Les paris, les jeux d’argent, voilà ce qui nous reste d’un capitalisme de plus en plus plateformisé et financiarisé.

1.

la série acclamée Deuxième manche revient sur le devant de la scène dans une nouvelle saison et, une fois de plus, attire l'attention comme une sorte de miroir grotesque et répugnant de la réalité. L'intrigue est marquée par une violence explicite, des attitudes désespérées, une lutte pour la survie et des paris mortels. En bref, l’état de nature hypothétique de Hobbes est mis à nu dans une version postmoderne terrifiante.

Avec des acteurs tous très pauvres, endettés et n'ayant pratiquement aucune chance de survie matérielle dans le monde des échanges médiatisés par le capital, l'intrigue se développe autour du personnage de Seong Gi-hun. Lui, le joueur 456, est l’incarnation du « perdant » de la rationalité néolibérale : chômeur, pauvre, avec une vie de famille ruinée et lourdement endetté auprès de plusieurs usuriers. C'est-à-dire une dépense, un déficit productif. Un jetable.

Votre dernière chance de vous racheter : servez-vous comme pièce de plateau contre d'autres personnes dans la même situation lors de jeux mortels pour le plus grand plaisir d'un groupe restreint de spectateurs payants.

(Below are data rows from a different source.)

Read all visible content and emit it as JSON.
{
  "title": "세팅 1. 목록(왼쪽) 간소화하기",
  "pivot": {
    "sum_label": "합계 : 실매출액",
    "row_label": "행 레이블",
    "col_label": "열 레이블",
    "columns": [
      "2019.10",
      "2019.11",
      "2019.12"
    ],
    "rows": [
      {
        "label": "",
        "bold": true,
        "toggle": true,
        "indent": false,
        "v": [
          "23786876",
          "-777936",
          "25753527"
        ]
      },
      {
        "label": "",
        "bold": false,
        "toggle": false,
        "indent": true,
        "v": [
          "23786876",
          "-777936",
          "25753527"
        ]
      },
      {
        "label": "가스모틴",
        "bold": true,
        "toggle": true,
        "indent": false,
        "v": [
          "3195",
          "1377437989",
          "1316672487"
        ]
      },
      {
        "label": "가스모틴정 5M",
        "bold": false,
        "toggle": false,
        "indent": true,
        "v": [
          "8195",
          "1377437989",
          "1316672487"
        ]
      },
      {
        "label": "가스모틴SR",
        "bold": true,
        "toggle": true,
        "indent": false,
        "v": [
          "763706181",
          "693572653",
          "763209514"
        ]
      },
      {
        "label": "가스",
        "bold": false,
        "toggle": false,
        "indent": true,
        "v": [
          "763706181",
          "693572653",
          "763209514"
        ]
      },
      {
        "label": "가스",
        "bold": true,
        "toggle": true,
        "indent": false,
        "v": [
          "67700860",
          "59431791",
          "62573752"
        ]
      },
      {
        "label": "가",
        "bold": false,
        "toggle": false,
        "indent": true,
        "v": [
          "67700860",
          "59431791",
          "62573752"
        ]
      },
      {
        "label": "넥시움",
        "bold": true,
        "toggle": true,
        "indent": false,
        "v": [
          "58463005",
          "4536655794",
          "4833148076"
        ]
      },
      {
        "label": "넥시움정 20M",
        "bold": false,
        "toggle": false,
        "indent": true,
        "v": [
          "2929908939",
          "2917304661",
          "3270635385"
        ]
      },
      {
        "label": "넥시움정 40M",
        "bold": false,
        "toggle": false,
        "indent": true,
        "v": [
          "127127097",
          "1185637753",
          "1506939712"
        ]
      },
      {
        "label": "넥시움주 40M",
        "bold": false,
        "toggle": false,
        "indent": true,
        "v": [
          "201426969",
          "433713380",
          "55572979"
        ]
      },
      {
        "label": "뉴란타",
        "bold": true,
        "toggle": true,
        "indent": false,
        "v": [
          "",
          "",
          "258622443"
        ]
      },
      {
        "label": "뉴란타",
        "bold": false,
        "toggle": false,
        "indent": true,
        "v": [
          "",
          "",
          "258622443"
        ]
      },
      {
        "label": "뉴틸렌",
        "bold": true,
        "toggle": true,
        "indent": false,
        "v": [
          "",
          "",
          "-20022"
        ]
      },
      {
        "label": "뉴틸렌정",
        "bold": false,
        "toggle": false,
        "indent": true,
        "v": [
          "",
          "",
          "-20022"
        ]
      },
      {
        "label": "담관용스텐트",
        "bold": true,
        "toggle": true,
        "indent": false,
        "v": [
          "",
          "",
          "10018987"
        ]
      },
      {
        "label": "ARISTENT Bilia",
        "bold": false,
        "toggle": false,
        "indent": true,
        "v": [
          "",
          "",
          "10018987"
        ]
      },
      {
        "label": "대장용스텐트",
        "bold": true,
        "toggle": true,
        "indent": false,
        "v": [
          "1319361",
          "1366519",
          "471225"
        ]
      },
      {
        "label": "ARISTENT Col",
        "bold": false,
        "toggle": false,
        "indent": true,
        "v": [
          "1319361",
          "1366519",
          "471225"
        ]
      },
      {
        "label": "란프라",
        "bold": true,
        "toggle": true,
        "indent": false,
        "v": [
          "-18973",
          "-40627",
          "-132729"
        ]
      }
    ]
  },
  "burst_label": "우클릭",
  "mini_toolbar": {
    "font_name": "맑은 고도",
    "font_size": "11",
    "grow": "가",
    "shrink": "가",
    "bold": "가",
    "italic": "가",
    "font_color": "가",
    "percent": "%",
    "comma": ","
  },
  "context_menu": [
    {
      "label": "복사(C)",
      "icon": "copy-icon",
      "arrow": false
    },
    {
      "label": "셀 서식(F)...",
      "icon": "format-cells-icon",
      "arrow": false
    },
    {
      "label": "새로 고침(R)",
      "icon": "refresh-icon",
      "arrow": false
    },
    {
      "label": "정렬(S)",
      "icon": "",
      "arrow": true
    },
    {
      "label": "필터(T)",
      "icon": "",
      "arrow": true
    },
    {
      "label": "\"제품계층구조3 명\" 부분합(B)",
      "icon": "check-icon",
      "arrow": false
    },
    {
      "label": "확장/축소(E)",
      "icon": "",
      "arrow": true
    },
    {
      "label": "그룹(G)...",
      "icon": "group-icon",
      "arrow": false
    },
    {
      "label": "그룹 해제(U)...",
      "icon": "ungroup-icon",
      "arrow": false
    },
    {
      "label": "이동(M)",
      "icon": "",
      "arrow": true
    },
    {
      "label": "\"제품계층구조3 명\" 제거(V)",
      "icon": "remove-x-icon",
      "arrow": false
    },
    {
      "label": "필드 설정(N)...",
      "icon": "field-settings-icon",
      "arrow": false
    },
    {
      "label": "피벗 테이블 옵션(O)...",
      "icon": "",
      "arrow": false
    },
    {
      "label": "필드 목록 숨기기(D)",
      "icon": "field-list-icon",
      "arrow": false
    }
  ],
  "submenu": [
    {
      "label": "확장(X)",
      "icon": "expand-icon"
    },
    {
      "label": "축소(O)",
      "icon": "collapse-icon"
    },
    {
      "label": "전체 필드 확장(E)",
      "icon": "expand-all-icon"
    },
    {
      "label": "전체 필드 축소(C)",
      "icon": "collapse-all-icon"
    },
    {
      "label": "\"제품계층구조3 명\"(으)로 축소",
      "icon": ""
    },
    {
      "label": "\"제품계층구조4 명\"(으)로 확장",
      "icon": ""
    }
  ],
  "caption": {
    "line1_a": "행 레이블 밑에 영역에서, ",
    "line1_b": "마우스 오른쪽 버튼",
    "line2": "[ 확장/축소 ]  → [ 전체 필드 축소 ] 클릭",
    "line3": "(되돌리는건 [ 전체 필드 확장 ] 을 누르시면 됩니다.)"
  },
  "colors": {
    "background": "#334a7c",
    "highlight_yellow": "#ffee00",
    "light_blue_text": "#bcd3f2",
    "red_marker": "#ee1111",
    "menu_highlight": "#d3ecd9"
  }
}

Qui sait, peut-être que de cette façon vous pourrez obtenir le gros lot final en espèces, qui s'accumule de plus en plus avec la mort (physique et littérale) de chacun des participants.

Ceux qui sont éliminés du jeu, il convient de le préciser, paient de leur propre vie. Au fait, la mort ici n'est pas traitée avec cérémonie. Le mal banal, tel qu’on le voit dans tout camp de concentration, est flagrant. Les « employés » ou « soldats » chargés de poursuivre le déroulement de la sinistre compétition commettent des meurtres et ramassent des cadavres aussi naturellement que quelqu’un qui boit un verre d’eau. Et il ne pouvait en être autrement, car le message sous-jacent est très clair : « Nous rendons service à la société en retirant ces immondes de la circulation. » Il s’agit, une fois de plus, d’un art représentant la dure concrétude du monde matériel.

Il est connu depuis longtemps que le système de production et de reproduction des biens et de la vie qui domine aujourd’hui génère des excédents – à la fois marchands et humains. Cela a pour conséquence désastreuse la jetabilité. Dans le capitalisme de plate-forme de la période historique actuelle et dans le jeu sinistre de Deuxième manche, il y a une guerre continue avec la mort de masse à travers le caractère superflu de l’humanité qui organise le phénomène de la « vie nue » – une vie politiquement disqualifiée et tuable. Ceux qui peuvent être tués sont placés comme des pions sur la table pour se battre les uns contre les autres, dans une logique guerrière et binaire de tuer ou d'être tué.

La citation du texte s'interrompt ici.